Many biological processes are carried out by complex, multi-component macromolecular assemblies. The assembly and dynamics of these molecular machines has been central to structural and cell biology, and has imposed tremendous challenges owing to their unusual complexity. The research in this lab aims to understand the structural basis of assembly, dynamics and function of molecular complexes by using X-ray crystallography and electron cryo-microscopy as primary techniques. The current research is focused on viruses and bacterial infectosome.

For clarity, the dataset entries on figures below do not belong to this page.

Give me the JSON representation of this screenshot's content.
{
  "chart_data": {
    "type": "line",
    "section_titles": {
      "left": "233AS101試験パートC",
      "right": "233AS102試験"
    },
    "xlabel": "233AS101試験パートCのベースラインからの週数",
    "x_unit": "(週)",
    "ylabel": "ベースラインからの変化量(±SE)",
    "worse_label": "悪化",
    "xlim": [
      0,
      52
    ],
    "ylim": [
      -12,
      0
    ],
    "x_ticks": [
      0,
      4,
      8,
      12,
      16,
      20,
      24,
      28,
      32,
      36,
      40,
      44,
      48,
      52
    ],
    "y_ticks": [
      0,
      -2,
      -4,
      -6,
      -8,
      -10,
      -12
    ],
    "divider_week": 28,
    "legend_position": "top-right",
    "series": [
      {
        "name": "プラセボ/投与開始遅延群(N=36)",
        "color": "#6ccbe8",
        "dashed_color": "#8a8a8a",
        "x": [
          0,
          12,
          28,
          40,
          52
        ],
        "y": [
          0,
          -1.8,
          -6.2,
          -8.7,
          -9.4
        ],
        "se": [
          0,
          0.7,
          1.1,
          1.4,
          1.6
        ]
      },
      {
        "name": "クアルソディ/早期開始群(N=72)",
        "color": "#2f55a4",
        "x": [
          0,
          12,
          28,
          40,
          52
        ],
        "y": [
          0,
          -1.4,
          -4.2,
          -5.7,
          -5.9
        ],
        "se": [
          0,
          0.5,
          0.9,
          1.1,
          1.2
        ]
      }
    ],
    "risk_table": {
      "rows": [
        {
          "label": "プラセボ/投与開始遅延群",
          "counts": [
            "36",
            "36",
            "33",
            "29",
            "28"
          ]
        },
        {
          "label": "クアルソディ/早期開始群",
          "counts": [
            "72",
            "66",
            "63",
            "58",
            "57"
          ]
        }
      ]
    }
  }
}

DNA packaging/translocation is crucial in assembly and infection of many double-stranded DNA (dsDNA) viruses such as bacteriophages T7 and P22 and herpesvirus. The DNA packaging is achieved at a unique vertex of the viral capsid by a molecular motor consisting of the portal and terminase complex, which cleaves monomeric units from concatemeric viral DNA and pumps DNA into the capsid in an ATP-dependent manner. The translocation of viral DNA from within the capsid into the host cell in bacteriophages such as T7 and P22 involves a series of precisely controlled molecular events, fulfilled by several virally encoded proteins. The molecular mechanisms of DNA packaging and translocation in dsDNA bacteriophage and herpesvirus are being investigated by means of X-ray crystallography and electron cryo-microscopy.

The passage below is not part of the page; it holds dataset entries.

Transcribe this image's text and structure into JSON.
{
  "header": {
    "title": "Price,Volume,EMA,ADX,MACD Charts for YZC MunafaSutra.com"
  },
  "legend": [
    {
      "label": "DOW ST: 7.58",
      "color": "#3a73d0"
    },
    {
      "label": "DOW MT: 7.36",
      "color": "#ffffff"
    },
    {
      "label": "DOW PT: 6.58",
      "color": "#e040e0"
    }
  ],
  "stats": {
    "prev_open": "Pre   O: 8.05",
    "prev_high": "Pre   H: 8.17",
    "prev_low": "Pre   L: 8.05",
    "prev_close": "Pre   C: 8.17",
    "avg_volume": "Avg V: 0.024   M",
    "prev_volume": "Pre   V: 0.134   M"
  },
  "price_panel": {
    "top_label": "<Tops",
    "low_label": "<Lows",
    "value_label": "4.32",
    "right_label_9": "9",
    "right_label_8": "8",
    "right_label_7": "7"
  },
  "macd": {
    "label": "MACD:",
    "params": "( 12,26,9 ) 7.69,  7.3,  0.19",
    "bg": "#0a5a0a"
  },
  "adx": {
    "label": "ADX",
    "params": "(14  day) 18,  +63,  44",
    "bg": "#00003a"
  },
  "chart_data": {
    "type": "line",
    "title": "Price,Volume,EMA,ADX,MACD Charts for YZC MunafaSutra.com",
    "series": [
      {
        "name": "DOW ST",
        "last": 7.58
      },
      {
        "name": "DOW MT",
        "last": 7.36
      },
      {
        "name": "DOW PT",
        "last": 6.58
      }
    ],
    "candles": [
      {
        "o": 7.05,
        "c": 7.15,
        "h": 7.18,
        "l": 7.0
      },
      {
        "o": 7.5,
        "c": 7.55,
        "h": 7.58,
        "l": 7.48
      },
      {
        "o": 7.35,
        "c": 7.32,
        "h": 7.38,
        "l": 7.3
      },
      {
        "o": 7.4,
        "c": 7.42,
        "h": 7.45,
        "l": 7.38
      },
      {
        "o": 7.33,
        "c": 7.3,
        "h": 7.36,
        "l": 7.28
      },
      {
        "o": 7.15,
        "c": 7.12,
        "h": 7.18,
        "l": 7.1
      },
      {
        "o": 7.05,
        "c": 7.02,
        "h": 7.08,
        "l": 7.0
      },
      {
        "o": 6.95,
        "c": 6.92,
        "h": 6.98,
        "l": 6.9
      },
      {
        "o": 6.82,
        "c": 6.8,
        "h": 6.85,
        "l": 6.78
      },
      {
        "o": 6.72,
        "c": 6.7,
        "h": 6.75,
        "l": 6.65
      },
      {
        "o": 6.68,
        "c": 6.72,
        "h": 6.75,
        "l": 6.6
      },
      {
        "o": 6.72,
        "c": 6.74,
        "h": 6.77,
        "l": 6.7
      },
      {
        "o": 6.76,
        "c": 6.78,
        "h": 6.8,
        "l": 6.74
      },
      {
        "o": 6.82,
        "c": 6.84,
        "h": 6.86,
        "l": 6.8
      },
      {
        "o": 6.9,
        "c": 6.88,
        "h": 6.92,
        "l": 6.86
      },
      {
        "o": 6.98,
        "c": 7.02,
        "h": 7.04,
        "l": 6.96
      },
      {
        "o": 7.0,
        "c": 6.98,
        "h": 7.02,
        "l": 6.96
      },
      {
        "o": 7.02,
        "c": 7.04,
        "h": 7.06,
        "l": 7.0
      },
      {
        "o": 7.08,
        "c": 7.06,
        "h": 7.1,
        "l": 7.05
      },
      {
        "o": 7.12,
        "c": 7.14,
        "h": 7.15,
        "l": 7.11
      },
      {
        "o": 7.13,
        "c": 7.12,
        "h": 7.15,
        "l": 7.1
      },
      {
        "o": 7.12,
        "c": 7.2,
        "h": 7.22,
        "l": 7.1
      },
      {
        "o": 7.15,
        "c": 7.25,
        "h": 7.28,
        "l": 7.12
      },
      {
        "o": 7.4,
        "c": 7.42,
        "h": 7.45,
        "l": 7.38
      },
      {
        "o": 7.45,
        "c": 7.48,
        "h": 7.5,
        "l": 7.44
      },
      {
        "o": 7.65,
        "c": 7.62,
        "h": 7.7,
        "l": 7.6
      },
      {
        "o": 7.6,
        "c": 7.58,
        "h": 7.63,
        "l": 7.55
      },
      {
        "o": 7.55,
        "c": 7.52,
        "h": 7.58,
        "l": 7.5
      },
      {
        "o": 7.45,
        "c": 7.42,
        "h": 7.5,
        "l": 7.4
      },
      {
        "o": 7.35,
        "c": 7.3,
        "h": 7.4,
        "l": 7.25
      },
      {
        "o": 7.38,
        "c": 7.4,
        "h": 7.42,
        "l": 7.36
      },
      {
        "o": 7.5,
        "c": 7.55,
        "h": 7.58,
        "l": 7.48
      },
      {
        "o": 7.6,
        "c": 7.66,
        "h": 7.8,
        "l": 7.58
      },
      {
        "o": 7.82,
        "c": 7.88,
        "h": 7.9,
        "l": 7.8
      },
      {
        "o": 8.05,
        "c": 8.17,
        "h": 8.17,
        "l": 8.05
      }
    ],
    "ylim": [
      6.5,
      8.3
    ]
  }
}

Many Gram-negative pathogenic bacteria employ a complex protein secretion system termed type III secretion system (TTSS) to transport bacterial effector proteins across three membrane barriers into eukaryotic host cytoplasm. The effector proteins delivered by TTSS are capable of modulating and interfering with the host cellular processes, which cause diseases in animals and plants such as plague, typhoid fever, bacterial dysentery. The TTSS is composed of more than 20 structural proteins, effector proteins, and chaperones. Our structural investigation targets the major structural components, the needle complex and the translocon, of TTSS in Shigella flexneri.